Profits at Quinn Industrial Holdings jump 59% to €10.8m

Investment to continue despite challenges posed by Brexit, chief executive says

QIH chief executive Liam McCaffrey said the group expects “strong earnings growth” next year.

QIH chief executive Liam McCaffrey said the group expects “strong earnings growth” next year.

 

Quinn Industrial Holdings (QIH), the industrial conglomerate formerly controlled by Seán Quinn, increased profits by 59 per cent last year as sales volumes grew on both sides of the Border.

Pretax profit at the group increased to €10.8 million, boosted by efficiencies in processes, according to the company.

Earnings before interest, tax, depreciation and amortisation grew by 31 per cent to €23.9 million in the period.

“Despite the significant macroeconomic challenges posed by Brexit, we continue to invest, grow sales, innovate and drive margin growth. Encouragingly, volume growth trends from 2017 are continuing year-to-date in 2018 and at this point we are firmly on track to deliver our fourth successive year of strong earnings growth,” said Liam McCaffrey, the company’s chief executive.

The results, showing a 7.4 per cent increase in turnover to €209 million, are the third set of 12-month figures since businessmen John McCartin, John Bosco O’Hagan and Ernie Fisher led a buyout of the QIH businesses in 2014, backed by a group of US hedge funds, Brigade Capital, Contrarian Capital and Silver Point Capital.

Mr Quinn, the founder of the Quinn cement-to-insurance empire which imploded after his family lost billions of euro in a failed financial bet on Anglo Irish Bank shares, left the company in May 2016, a year after he was hired as a consultant.

Robust

QIH is comprised of two divisions: building products and packaging.
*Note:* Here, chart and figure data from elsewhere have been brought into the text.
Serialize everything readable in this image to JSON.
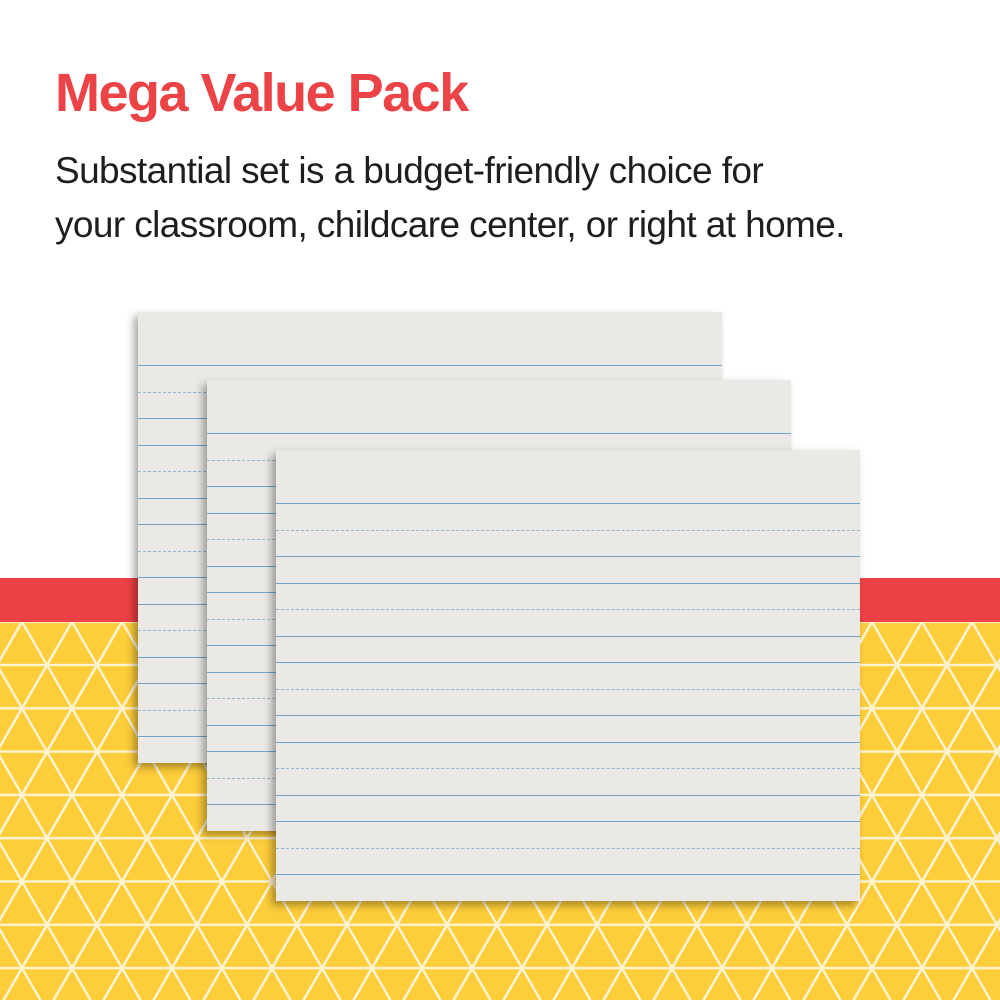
{
  "headline": "Mega Value Pack",
  "description_line1": "Substantial set is a budget-friendly choice for",
  "description_line2": "your classroom, childcare center, or right at home.",
  "colors": {
    "headline": "#ec4346",
    "band": "#ee4146",
    "pattern_background": "#fdcd3a",
    "paper": "#ebe9e5",
    "ruled_line": "#6fa6c8"
  },
  "product": {
    "item": "ruled writing paper sheets",
    "sheet_count_shown": 3,
    "ruling_pattern": [
      "solid",
      "dashed",
      "solid"
    ]
  }
}
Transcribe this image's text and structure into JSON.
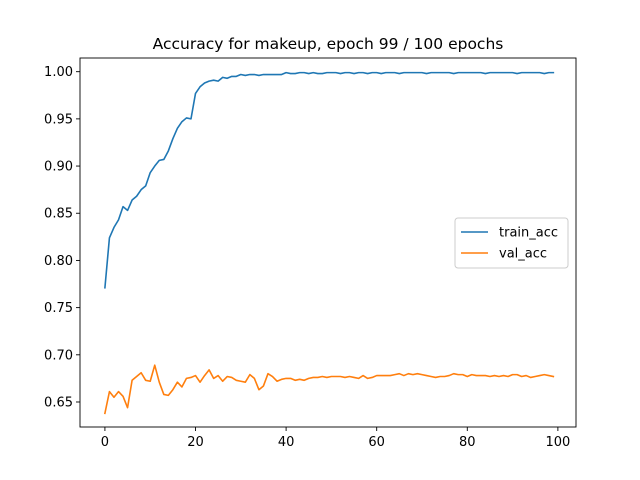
{
  "chart_data": {
    "type": "line",
    "title": "Accuracy for makeup, epoch 99 / 100 epochs",
    "xlabel": "",
    "ylabel": "",
    "xlim": [
      -5.5,
      104
    ],
    "ylim": [
      0.6235,
      1.0145
    ],
    "xticks": [
      0,
      20,
      40,
      60,
      80,
      100
    ],
    "yticks": [
      0.65,
      0.7,
      0.75,
      0.8,
      0.85,
      0.9,
      0.95,
      1.0
    ],
    "ytick_labels": [
      "0.65",
      "0.70",
      "0.75",
      "0.80",
      "0.85",
      "0.90",
      "0.95",
      "1.00"
    ],
    "grid": false,
    "legend_position": "center-right",
    "series": [
      {
        "name": "train_acc",
        "color": "#1f77b4",
        "values": [
          0.771,
          0.824,
          0.835,
          0.843,
          0.857,
          0.853,
          0.864,
          0.868,
          0.875,
          0.879,
          0.893,
          0.9,
          0.906,
          0.907,
          0.916,
          0.929,
          0.94,
          0.947,
          0.951,
          0.95,
          0.977,
          0.984,
          0.988,
          0.99,
          0.991,
          0.99,
          0.994,
          0.993,
          0.995,
          0.995,
          0.997,
          0.996,
          0.997,
          0.997,
          0.996,
          0.997,
          0.997,
          0.997,
          0.997,
          0.997,
          0.999,
          0.998,
          0.998,
          0.999,
          0.999,
          0.998,
          0.999,
          0.998,
          0.998,
          0.999,
          0.999,
          0.999,
          0.998,
          0.999,
          0.999,
          0.998,
          0.999,
          0.999,
          0.998,
          0.999,
          0.999,
          0.998,
          0.999,
          0.999,
          0.999,
          0.998,
          0.999,
          0.999,
          0.999,
          0.999,
          0.999,
          0.998,
          0.999,
          0.999,
          0.999,
          0.999,
          0.999,
          0.998,
          0.999,
          0.999,
          0.999,
          0.999,
          0.999,
          0.999,
          0.998,
          0.999,
          0.999,
          0.999,
          0.999,
          0.999,
          0.999,
          0.998,
          0.999,
          0.999,
          0.999,
          0.999,
          0.999,
          0.998,
          0.999,
          0.999
        ]
      },
      {
        "name": "val_acc",
        "color": "#ff7f0e",
        "values": [
          0.638,
          0.661,
          0.655,
          0.661,
          0.656,
          0.644,
          0.673,
          0.677,
          0.681,
          0.673,
          0.672,
          0.689,
          0.671,
          0.658,
          0.657,
          0.663,
          0.671,
          0.666,
          0.675,
          0.676,
          0.678,
          0.671,
          0.678,
          0.684,
          0.675,
          0.678,
          0.672,
          0.677,
          0.676,
          0.673,
          0.672,
          0.671,
          0.679,
          0.675,
          0.663,
          0.667,
          0.68,
          0.677,
          0.672,
          0.674,
          0.675,
          0.675,
          0.673,
          0.674,
          0.673,
          0.675,
          0.676,
          0.676,
          0.677,
          0.676,
          0.677,
          0.677,
          0.677,
          0.676,
          0.677,
          0.676,
          0.675,
          0.678,
          0.675,
          0.676,
          0.678,
          0.678,
          0.678,
          0.678,
          0.679,
          0.68,
          0.678,
          0.68,
          0.679,
          0.68,
          0.679,
          0.678,
          0.677,
          0.676,
          0.677,
          0.677,
          0.678,
          0.68,
          0.679,
          0.679,
          0.677,
          0.679,
          0.678,
          0.678,
          0.678,
          0.677,
          0.678,
          0.677,
          0.678,
          0.677,
          0.679,
          0.679,
          0.677,
          0.678,
          0.676,
          0.677,
          0.678,
          0.679,
          0.678,
          0.677
        ]
      }
    ]
  }
}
The building products arm “delivered a very robust performance” last year, driven by a recovery in construction in the Republic as well as stronger exports to Britain.

The group’s packaging division, which manufactures rigid plastic packaging for food producers, experienced “continued growth during the period”, the company noted.

Both divisions are targeting further growth this year, according to chief financial officer Dara O’Reilly, who said the company is continuing to benefit from “strong operating leverage, with higher volumes driving margin growth and return on the investment expenditure of recent years”.

Capital investment during 2017 dropped on the previous year to €7.6 million from €11.5 million and the company is forecasting “further significant investment” this year.

“Post year-end we are taking delivery of a further 33 new trucks as part of a €3 million fleet upgrade, with further investment planned. This ongoing investment reflects QIH’s positive outlook for the business and our commitment to driving sustainable growth post Brexit,” Mr McCaffrey said.

QIH has operations across Ireland in addition to a cement import facility in Kent and employs around 800 people.